Pourtant, avec le sucre et le sel, elle est l’alliée des 3 assassins silencieux, les plus graves problèmes de santé publique de l’Afrique moderne : AVC, diabètes et insuffisances rénales ! De surcroît (toi aussi tu entends sur-poids ?), cette huile a non seulement ravagé les paysages pour sa culture, mais elle ravage aussi les paysages individuels. Grosses fesses et gros ventres sont devenus le canon (in)esthétique par défaut dans un pays où abdos serrés et jambes galbées étaient la norme il n’y a pas si longtemps.
Avant que l’on ne me traite de grossophobe, je vais finir par un petit moment de grâce (toi aussi tu entends grasse ?). En 2015, j’avais rendez-vous chez Bernard Dadié pour une série de photos et d’interviews.
Avec mon compère Alex Kipré6, nous avons débarqué chez lui tôt le matin. L’homme nous a invités à prendre le petit-déjeuner. J’avoue que, ô aliénation suprême, je m’attendais à un petit plateau avec du pain, une omelette (à l’huile) ou je ne sais quoi d’autre. Ignames bouillies à l’eau, écrasé d’aubergines africaines-oignons-piments saupoudré de poisson sec couronné d’une cuillère à café d’huile rouge, le tout servi sur un plateau fumant.
Pendant que nous nous délections goulûment, il a dit avec un sourire en coin : « Je mange comme ça tous les matins depuis aussi longtemps que je me souvienne. Manger est le premier acte politique et culturel que l’on pose dès la naissance ». Bernard Dadié nous a quittés à 103 ans.
1 Zouglou : musique urbaine beaucoup appréciée par les procureurs.
2 EPP Sicogi 1 : La première École Primaire Publique du quartier Sicogi. Aujourd’hui, le marché de Yopougon arrive dans la cour de récré.
3 ENSEA : École Nationale Supérieure de Statistique et Économie Appliquée, connue pour avoir la plus belle pelouse de tout Babi. Pour toi qui as des projets de sabotage, sache qu’elle est visible depuis l’école de Police.
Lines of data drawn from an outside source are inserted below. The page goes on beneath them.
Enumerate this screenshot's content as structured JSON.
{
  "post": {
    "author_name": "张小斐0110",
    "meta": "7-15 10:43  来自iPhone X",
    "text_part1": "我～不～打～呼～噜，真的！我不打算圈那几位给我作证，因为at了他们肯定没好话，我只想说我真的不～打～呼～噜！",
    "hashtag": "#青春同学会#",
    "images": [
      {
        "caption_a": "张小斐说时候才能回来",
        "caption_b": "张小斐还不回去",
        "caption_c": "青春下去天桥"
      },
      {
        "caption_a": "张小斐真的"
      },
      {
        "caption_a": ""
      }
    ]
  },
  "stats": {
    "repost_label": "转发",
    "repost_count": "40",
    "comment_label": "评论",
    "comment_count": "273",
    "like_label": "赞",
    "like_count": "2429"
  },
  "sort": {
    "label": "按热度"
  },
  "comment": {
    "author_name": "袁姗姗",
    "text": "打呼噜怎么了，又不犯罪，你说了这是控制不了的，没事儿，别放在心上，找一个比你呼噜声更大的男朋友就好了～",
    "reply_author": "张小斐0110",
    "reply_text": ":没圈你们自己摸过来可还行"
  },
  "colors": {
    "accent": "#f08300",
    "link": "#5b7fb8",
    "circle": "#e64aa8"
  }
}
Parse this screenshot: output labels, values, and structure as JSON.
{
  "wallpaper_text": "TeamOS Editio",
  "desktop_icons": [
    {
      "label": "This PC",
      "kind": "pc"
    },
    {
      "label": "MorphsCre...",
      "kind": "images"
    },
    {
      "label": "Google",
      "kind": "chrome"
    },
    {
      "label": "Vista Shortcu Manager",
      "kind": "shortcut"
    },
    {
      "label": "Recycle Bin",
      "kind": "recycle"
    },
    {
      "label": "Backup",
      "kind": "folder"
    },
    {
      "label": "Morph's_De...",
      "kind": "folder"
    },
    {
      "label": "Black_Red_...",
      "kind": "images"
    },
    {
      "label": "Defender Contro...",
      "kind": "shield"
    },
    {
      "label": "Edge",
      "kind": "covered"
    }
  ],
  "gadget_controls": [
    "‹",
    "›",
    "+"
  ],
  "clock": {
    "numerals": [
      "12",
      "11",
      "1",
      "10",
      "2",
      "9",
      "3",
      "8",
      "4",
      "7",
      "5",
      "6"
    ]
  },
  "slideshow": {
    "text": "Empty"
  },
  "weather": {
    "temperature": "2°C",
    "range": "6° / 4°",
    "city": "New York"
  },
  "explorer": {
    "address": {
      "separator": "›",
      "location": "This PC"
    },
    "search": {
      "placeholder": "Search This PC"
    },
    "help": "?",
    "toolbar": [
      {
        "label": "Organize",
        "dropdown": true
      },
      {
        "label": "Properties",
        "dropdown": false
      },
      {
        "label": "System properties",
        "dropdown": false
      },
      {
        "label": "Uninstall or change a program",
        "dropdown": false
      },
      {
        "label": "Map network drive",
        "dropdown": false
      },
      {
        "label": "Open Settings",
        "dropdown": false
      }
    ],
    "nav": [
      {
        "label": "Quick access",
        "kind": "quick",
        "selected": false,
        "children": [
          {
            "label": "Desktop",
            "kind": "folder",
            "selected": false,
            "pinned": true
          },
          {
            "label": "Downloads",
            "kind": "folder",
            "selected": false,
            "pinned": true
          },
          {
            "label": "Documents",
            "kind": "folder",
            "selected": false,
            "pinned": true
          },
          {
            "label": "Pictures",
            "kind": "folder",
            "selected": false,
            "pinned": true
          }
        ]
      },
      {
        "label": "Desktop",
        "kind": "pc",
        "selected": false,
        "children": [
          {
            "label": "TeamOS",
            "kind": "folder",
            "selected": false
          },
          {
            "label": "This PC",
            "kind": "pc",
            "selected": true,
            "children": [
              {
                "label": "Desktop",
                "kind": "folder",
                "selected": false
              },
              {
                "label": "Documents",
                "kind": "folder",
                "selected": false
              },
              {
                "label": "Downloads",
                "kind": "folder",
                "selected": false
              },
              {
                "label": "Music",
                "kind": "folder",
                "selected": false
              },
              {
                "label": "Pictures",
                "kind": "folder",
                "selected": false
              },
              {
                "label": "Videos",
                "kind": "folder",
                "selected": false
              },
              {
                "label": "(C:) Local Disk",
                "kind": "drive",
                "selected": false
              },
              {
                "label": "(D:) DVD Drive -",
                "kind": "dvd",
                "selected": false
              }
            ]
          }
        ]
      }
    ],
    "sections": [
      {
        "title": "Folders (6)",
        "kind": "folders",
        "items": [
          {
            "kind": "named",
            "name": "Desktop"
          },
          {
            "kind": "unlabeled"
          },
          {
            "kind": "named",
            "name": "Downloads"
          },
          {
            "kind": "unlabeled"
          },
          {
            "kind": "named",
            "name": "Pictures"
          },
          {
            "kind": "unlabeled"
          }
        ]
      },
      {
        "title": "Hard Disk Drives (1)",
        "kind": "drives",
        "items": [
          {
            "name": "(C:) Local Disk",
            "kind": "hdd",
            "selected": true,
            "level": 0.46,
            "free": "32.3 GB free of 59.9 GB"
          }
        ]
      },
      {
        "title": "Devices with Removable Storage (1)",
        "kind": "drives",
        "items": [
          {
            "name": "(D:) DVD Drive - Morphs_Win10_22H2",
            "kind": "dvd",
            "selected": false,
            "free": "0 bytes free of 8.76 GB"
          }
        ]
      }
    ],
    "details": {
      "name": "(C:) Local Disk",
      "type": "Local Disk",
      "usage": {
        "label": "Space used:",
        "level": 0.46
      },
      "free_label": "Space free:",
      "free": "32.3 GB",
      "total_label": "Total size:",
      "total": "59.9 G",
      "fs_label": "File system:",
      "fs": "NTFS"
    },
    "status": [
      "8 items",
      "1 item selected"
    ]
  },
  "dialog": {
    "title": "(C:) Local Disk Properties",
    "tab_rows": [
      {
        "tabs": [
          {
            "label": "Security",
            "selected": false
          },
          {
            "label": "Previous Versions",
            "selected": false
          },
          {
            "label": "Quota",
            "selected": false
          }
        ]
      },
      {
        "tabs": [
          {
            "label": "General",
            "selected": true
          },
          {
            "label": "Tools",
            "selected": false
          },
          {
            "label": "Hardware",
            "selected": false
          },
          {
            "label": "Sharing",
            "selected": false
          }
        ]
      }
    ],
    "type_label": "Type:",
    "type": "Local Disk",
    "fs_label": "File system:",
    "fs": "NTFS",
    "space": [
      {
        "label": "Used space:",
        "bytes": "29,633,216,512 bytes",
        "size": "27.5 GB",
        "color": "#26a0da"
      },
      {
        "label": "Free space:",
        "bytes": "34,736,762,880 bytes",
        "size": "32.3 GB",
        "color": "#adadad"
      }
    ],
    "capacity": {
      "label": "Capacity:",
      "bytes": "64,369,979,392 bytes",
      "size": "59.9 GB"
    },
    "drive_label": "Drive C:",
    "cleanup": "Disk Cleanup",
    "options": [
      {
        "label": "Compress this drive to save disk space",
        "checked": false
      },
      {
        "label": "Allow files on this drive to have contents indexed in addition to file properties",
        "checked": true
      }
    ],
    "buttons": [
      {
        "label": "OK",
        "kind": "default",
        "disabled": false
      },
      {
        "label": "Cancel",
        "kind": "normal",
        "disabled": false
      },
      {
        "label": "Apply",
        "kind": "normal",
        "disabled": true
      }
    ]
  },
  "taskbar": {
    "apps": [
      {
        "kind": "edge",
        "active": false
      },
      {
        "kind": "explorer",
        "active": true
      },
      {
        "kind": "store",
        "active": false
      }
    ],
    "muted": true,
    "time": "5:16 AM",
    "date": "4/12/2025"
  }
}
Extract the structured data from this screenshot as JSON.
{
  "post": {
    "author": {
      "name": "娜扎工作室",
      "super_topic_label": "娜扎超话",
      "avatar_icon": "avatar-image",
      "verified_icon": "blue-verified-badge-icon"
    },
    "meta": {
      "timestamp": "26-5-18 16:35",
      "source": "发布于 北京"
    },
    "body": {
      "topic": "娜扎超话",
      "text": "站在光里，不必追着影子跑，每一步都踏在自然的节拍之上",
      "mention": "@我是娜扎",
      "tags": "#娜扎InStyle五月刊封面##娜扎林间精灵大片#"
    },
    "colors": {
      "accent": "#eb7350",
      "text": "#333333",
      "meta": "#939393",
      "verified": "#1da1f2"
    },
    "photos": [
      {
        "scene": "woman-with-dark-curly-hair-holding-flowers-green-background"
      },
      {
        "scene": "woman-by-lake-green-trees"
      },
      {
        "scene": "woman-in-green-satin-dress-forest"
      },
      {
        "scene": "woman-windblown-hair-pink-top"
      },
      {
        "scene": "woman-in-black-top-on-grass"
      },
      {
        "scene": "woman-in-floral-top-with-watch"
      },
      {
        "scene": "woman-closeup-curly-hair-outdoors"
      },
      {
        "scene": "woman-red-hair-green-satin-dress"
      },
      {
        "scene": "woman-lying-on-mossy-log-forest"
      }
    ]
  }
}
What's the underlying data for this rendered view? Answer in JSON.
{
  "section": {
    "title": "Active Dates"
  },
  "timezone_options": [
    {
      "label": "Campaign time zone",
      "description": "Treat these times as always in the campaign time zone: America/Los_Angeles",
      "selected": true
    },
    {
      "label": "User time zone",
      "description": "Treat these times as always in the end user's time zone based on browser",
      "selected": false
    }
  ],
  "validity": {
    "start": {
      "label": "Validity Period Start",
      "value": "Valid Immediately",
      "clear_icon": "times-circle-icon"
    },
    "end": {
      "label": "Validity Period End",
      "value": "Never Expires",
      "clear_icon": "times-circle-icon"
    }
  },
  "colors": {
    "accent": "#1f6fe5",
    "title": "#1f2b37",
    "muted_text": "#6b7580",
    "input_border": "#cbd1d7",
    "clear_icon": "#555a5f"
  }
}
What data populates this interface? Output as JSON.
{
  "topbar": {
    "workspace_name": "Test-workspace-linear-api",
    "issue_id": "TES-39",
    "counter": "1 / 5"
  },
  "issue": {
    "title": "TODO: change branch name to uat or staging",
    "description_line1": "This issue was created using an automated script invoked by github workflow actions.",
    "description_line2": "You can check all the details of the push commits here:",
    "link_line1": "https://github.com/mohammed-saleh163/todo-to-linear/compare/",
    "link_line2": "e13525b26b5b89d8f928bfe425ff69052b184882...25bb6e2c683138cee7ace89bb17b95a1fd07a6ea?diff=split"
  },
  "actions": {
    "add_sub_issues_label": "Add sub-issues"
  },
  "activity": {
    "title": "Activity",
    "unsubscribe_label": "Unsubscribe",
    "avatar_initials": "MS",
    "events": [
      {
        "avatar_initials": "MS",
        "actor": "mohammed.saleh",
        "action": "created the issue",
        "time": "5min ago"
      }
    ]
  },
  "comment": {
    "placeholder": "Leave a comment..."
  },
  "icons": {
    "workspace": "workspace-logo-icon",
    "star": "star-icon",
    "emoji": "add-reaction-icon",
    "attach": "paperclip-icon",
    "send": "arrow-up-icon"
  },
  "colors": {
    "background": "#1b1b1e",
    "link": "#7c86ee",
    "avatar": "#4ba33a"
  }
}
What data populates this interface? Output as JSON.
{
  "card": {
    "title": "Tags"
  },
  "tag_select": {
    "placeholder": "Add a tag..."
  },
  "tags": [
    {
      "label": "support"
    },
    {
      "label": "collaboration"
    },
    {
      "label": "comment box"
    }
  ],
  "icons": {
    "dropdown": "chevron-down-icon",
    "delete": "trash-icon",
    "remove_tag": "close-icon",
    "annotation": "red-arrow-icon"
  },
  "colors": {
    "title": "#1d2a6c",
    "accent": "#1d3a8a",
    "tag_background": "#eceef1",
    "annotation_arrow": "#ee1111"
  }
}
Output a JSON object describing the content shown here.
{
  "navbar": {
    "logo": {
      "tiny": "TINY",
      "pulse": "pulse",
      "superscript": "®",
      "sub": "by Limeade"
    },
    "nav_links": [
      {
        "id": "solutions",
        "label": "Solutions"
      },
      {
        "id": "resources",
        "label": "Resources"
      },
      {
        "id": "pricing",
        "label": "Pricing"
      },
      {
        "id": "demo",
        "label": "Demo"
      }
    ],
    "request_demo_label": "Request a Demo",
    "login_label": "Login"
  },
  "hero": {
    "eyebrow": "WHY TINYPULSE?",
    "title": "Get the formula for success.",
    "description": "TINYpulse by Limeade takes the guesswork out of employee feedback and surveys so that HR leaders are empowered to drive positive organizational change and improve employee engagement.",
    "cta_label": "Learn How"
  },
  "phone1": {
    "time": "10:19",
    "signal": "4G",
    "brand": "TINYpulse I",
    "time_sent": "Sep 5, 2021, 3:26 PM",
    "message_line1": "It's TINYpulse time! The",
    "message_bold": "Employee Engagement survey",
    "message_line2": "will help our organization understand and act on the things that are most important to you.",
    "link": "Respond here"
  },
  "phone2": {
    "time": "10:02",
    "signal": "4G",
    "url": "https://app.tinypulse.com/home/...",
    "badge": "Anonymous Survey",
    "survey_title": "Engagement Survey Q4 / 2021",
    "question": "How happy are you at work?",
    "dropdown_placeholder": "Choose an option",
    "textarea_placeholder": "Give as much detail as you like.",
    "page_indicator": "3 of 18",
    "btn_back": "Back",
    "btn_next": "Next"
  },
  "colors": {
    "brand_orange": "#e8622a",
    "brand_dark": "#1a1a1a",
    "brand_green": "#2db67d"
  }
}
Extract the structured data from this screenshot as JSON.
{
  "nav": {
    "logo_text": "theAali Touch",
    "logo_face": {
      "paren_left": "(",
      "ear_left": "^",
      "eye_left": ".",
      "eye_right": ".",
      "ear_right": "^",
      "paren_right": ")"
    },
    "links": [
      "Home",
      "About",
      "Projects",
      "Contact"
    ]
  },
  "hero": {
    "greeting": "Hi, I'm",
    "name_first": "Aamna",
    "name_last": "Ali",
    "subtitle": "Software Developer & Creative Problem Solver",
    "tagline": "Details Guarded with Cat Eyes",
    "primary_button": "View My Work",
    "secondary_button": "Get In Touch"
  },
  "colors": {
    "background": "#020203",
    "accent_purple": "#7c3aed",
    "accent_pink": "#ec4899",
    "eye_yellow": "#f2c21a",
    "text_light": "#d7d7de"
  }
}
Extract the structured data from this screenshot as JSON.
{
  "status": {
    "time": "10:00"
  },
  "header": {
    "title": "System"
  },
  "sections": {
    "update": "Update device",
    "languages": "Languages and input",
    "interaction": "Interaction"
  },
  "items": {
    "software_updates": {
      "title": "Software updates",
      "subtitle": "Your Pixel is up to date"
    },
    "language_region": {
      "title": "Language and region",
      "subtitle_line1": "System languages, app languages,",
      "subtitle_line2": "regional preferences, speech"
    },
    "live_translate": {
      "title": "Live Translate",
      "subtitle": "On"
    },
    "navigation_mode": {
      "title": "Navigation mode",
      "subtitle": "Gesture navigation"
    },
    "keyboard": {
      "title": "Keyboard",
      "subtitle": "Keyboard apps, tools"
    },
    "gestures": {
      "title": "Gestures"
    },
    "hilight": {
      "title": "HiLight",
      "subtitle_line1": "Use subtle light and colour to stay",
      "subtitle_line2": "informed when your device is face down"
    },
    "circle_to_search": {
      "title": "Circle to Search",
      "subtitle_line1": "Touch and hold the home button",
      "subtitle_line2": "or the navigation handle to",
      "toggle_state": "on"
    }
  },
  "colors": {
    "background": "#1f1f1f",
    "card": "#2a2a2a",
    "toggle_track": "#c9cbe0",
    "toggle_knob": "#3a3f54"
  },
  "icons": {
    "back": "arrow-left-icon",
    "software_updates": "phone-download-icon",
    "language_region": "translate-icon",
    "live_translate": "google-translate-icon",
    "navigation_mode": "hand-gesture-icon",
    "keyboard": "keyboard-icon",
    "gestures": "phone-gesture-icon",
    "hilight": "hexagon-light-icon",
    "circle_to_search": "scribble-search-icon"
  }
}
4 Grand Drewin : extrême Sud, à l’Est de Sassandra, sur les plus belles plages du pays. L’endroit a failli être choisi comme capitale par le colon. Aujourd’hui, c’est un modeste, mais bucolique village entouré de plantations de palmiers à huile.
5 Tingréla : extrême Nord, ville connue pour avoir vu passer Réné Caillé au 18ème siècle et Louis Gustave Binger au 19ème, un spot d’explorateurs européens quoi !
6 Michel Alex Kipré, la référence en termes de journalisme culturel.